En cas de consommation excessive de charcuteries ou de viandes rouges, il est recommandé de réduire autant que possible la taille des portions et la fréquence de consommation, de privilégier la volaille et en alternant dans la semaine avec du poisson, des œufs et des légumes secs.

Plus généralement, plusieurs outils déployés par Santé publique France sont disponibles pour faciliter la mise en pratique des recommandations nutritionnelles : 

  • le site mangerbouger.fr, avec notamment « La fabrique à menus », propose des idées de menus de saison variés pour manger équilibré toute la semaine en accord avec les repères nutritionnels.
  • Le Nutri-Score, logo à 5 couleurs apposé sur la face avant des emballages, informe les consommateurs sur la qualité nutritionnelle des produits. De « A » pour les produits les plus favorables sur le plan nutritionnel à « E » pour les produits les moins favorables.

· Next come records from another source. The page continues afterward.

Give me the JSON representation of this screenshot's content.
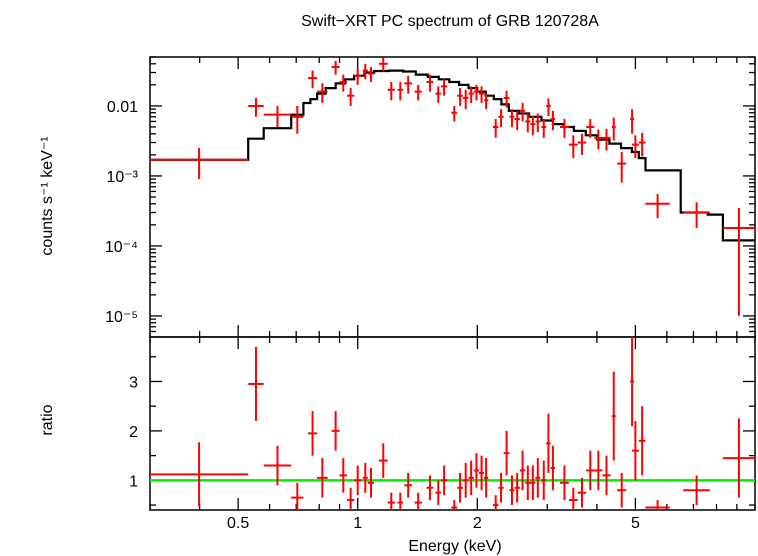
{
  "chart_data": [
    {
      "type": "scatter",
      "title": "Swift−XRT PC spectrum of GRB 120728A",
      "xlabel": "Energy (keV)",
      "ylabel": "counts s⁻¹ keV⁻¹",
      "xscale": "log",
      "yscale": "log",
      "xlim": [
        0.3,
        10
      ],
      "ylim": [
        5e-06,
        0.05
      ],
      "x_tick_labels": [
        "0.5",
        "1",
        "2",
        "5"
      ],
      "y_tick_labels": [
        "10⁻⁵",
        "10⁻⁴",
        "10⁻³",
        "0.01"
      ],
      "grid": false,
      "legend": "none",
      "colors": {
        "data": "#ff0000",
        "model": "#000000"
      },
      "series": [],
      "data_points": [
        [
          0.3,
          0.53,
          0.0017,
          0.0008
        ],
        [
          0.53,
          0.58,
          0.01,
          0.003
        ],
        [
          0.58,
          0.68,
          0.0075,
          0.0025
        ],
        [
          0.68,
          0.73,
          0.007,
          0.003
        ],
        [
          0.75,
          0.79,
          0.025,
          0.007
        ],
        [
          0.79,
          0.84,
          0.016,
          0.005
        ],
        [
          0.86,
          0.9,
          0.036,
          0.008
        ],
        [
          0.9,
          0.94,
          0.022,
          0.006
        ],
        [
          0.94,
          0.98,
          0.014,
          0.004
        ],
        [
          0.98,
          1.02,
          0.027,
          0.007
        ],
        [
          1.03,
          1.06,
          0.032,
          0.008
        ],
        [
          1.06,
          1.1,
          0.029,
          0.007
        ],
        [
          1.13,
          1.19,
          0.04,
          0.009
        ],
        [
          1.19,
          1.24,
          0.017,
          0.005
        ],
        [
          1.26,
          1.3,
          0.017,
          0.005
        ],
        [
          1.31,
          1.37,
          0.021,
          0.006
        ],
        [
          1.39,
          1.45,
          0.016,
          0.004
        ],
        [
          1.49,
          1.55,
          0.022,
          0.006
        ],
        [
          1.57,
          1.62,
          0.015,
          0.004
        ],
        [
          1.62,
          1.68,
          0.019,
          0.005
        ],
        [
          1.72,
          1.78,
          0.008,
          0.002
        ],
        [
          1.78,
          1.84,
          0.014,
          0.004
        ],
        [
          1.84,
          1.9,
          0.013,
          0.004
        ],
        [
          1.9,
          1.96,
          0.015,
          0.004
        ],
        [
          1.96,
          2.02,
          0.016,
          0.004
        ],
        [
          2.02,
          2.08,
          0.015,
          0.004
        ],
        [
          2.08,
          2.13,
          0.012,
          0.003
        ],
        [
          2.19,
          2.26,
          0.005,
          0.0015
        ],
        [
          2.26,
          2.33,
          0.007,
          0.002
        ],
        [
          2.33,
          2.41,
          0.013,
          0.0035
        ],
        [
          2.41,
          2.48,
          0.007,
          0.002
        ],
        [
          2.48,
          2.56,
          0.0065,
          0.002
        ],
        [
          2.56,
          2.64,
          0.0085,
          0.0025
        ],
        [
          2.64,
          2.72,
          0.006,
          0.0018
        ],
        [
          2.72,
          2.8,
          0.0055,
          0.0017
        ],
        [
          2.8,
          2.88,
          0.006,
          0.0018
        ],
        [
          2.9,
          2.98,
          0.005,
          0.0015
        ],
        [
          2.98,
          3.06,
          0.01,
          0.0028
        ],
        [
          3.06,
          3.14,
          0.0065,
          0.002
        ],
        [
          3.23,
          3.4,
          0.005,
          0.0015
        ],
        [
          3.4,
          3.58,
          0.0028,
          0.001
        ],
        [
          3.58,
          3.76,
          0.003,
          0.001
        ],
        [
          3.76,
          3.94,
          0.005,
          0.0015
        ],
        [
          3.94,
          4.13,
          0.0035,
          0.0011
        ],
        [
          4.13,
          4.33,
          0.0035,
          0.0012
        ],
        [
          4.36,
          4.46,
          0.005,
          0.0018
        ],
        [
          4.5,
          4.74,
          0.0015,
          0.0007
        ],
        [
          4.85,
          4.96,
          0.0065,
          0.0025
        ],
        [
          4.9,
          5.1,
          0.0028,
          0.001
        ],
        [
          5.1,
          5.3,
          0.003,
          0.0011
        ],
        [
          5.3,
          6.1,
          0.0004,
          0.00015
        ],
        [
          6.6,
          7.7,
          0.0003,
          0.00012
        ],
        [
          8.3,
          10.0,
          0.00018,
          0.00017
        ]
      ],
      "model_steps": [
        [
          0.3,
          0.0017
        ],
        [
          0.53,
          0.0034
        ],
        [
          0.58,
          0.0048
        ],
        [
          0.68,
          0.0075
        ],
        [
          0.73,
          0.011
        ],
        [
          0.76,
          0.0125
        ],
        [
          0.79,
          0.015
        ],
        [
          0.83,
          0.018
        ],
        [
          0.88,
          0.021
        ],
        [
          0.93,
          0.024
        ],
        [
          0.98,
          0.027
        ],
        [
          1.04,
          0.03
        ],
        [
          1.1,
          0.0315
        ],
        [
          1.2,
          0.032
        ],
        [
          1.3,
          0.031
        ],
        [
          1.4,
          0.028
        ],
        [
          1.5,
          0.026
        ],
        [
          1.6,
          0.024
        ],
        [
          1.7,
          0.022
        ],
        [
          1.8,
          0.02
        ],
        [
          1.9,
          0.018
        ],
        [
          2.0,
          0.016
        ],
        [
          2.1,
          0.014
        ],
        [
          2.2,
          0.0125
        ],
        [
          2.3,
          0.0105
        ],
        [
          2.4,
          0.0085
        ],
        [
          2.55,
          0.0078
        ],
        [
          2.7,
          0.007
        ],
        [
          2.9,
          0.0062
        ],
        [
          3.1,
          0.0055
        ],
        [
          3.3,
          0.005
        ],
        [
          3.5,
          0.0044
        ],
        [
          3.75,
          0.0038
        ],
        [
          4.0,
          0.0033
        ],
        [
          4.3,
          0.0029
        ],
        [
          4.6,
          0.0025
        ],
        [
          4.9,
          0.0022
        ],
        [
          5.1,
          0.0018
        ],
        [
          5.3,
          0.0012
        ],
        [
          5.9,
          0.0012
        ],
        [
          6.5,
          0.0003
        ],
        [
          7.6,
          0.00028
        ],
        [
          8.3,
          0.00012
        ],
        [
          10.0,
          0.00012
        ]
      ]
    },
    {
      "type": "scatter",
      "xlabel": "Energy (keV)",
      "ylabel": "ratio",
      "xscale": "log",
      "xlim": [
        0.3,
        10
      ],
      "ylim": [
        0.4,
        3.9
      ],
      "x_tick_labels": [
        "0.5",
        "1",
        "2",
        "5"
      ],
      "y_tick_labels": [
        "1",
        "2",
        "3"
      ],
      "reference_line": 1,
      "colors": {
        "data": "#ff0000",
        "reference": "#00ee00"
      },
      "data_points": [
        [
          0.3,
          0.53,
          1.12,
          0.65
        ],
        [
          0.53,
          0.58,
          2.95,
          0.75
        ],
        [
          0.58,
          0.68,
          1.3,
          0.4
        ],
        [
          0.68,
          0.73,
          0.65,
          0.3
        ],
        [
          0.75,
          0.79,
          1.95,
          0.45
        ],
        [
          0.79,
          0.84,
          1.05,
          0.4
        ],
        [
          0.86,
          0.9,
          2.0,
          0.4
        ],
        [
          0.9,
          0.94,
          1.1,
          0.35
        ],
        [
          0.94,
          0.98,
          0.6,
          0.25
        ],
        [
          0.98,
          1.02,
          1.0,
          0.3
        ],
        [
          1.03,
          1.06,
          1.05,
          0.3
        ],
        [
          1.06,
          1.1,
          0.95,
          0.3
        ],
        [
          1.13,
          1.19,
          1.4,
          0.35
        ],
        [
          1.19,
          1.24,
          0.55,
          0.2
        ],
        [
          1.26,
          1.3,
          0.55,
          0.2
        ],
        [
          1.31,
          1.37,
          0.9,
          0.25
        ],
        [
          1.39,
          1.45,
          0.55,
          0.2
        ],
        [
          1.49,
          1.55,
          0.85,
          0.25
        ],
        [
          1.57,
          1.62,
          0.75,
          0.25
        ],
        [
          1.62,
          1.68,
          1.0,
          0.3
        ],
        [
          1.72,
          1.78,
          0.45,
          0.15
        ],
        [
          1.78,
          1.84,
          0.85,
          0.3
        ],
        [
          1.84,
          1.9,
          1.0,
          0.35
        ],
        [
          1.9,
          1.96,
          1.05,
          0.35
        ],
        [
          1.96,
          2.02,
          1.2,
          0.35
        ],
        [
          2.02,
          2.08,
          1.15,
          0.35
        ],
        [
          2.08,
          2.13,
          1.05,
          0.4
        ],
        [
          2.19,
          2.26,
          0.5,
          0.2
        ],
        [
          2.26,
          2.33,
          0.85,
          0.3
        ],
        [
          2.33,
          2.41,
          1.55,
          0.45
        ],
        [
          2.41,
          2.48,
          0.8,
          0.3
        ],
        [
          2.48,
          2.56,
          0.85,
          0.3
        ],
        [
          2.56,
          2.64,
          1.2,
          0.4
        ],
        [
          2.64,
          2.72,
          0.95,
          0.35
        ],
        [
          2.72,
          2.8,
          0.95,
          0.35
        ],
        [
          2.8,
          2.88,
          1.05,
          0.4
        ],
        [
          2.9,
          2.98,
          1.0,
          0.4
        ],
        [
          2.98,
          3.06,
          1.75,
          0.6
        ],
        [
          3.06,
          3.14,
          1.25,
          0.45
        ],
        [
          3.23,
          3.4,
          0.95,
          0.35
        ],
        [
          3.4,
          3.58,
          0.6,
          0.25
        ],
        [
          3.58,
          3.76,
          0.75,
          0.3
        ],
        [
          3.76,
          3.94,
          1.2,
          0.4
        ],
        [
          3.94,
          4.13,
          1.2,
          0.4
        ],
        [
          4.13,
          4.33,
          1.1,
          0.4
        ],
        [
          4.36,
          4.46,
          2.3,
          0.9
        ],
        [
          4.5,
          4.74,
          0.8,
          0.35
        ],
        [
          4.85,
          4.96,
          3.0,
          0.9
        ],
        [
          4.9,
          5.1,
          1.6,
          0.6
        ],
        [
          5.1,
          5.3,
          1.8,
          0.7
        ],
        [
          5.3,
          6.1,
          0.45,
          0.15
        ],
        [
          6.6,
          7.7,
          0.8,
          0.3
        ],
        [
          8.3,
          10.0,
          1.45,
          0.8
        ]
      ]
    }
  ]
}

Consommation de viandes rouges et charcuteries en France

En France, par rapport aux repères établis par Santé publique France, 32 % des 18-54 ans mangent trop de viandes rouges (plus de 500 g/semaine) et 63 % mangent trop de charcuteries (plus de 150 g/semaine). [10]

En 2014, la moyenne de consommation de viandes rouges chez les adultes de 18 à 79 ans vivant en France est de 47 g/jour soit 329 g par semaine. Elle est plus importante chez les hommes (428 g/semaine) que chez les femmes (239 g/semaine). La consommation moyenne de charcuteries est de 27 g/jour soit 189 g par semaine, 239 g chez les hommes et 146 g chez les femmes. [11]

Des différences socioéconomiques et régionales existent. La consommation de viandes rouges est plus importante chez les personnes ayant un faible niveau d’étude. Le taux de consommateurs et la quantité de charcuteries consommée est plus faible en Île-de-France par rapport aux régions Nord-Ouest, Sud-Est et Sud-Ouest. [11]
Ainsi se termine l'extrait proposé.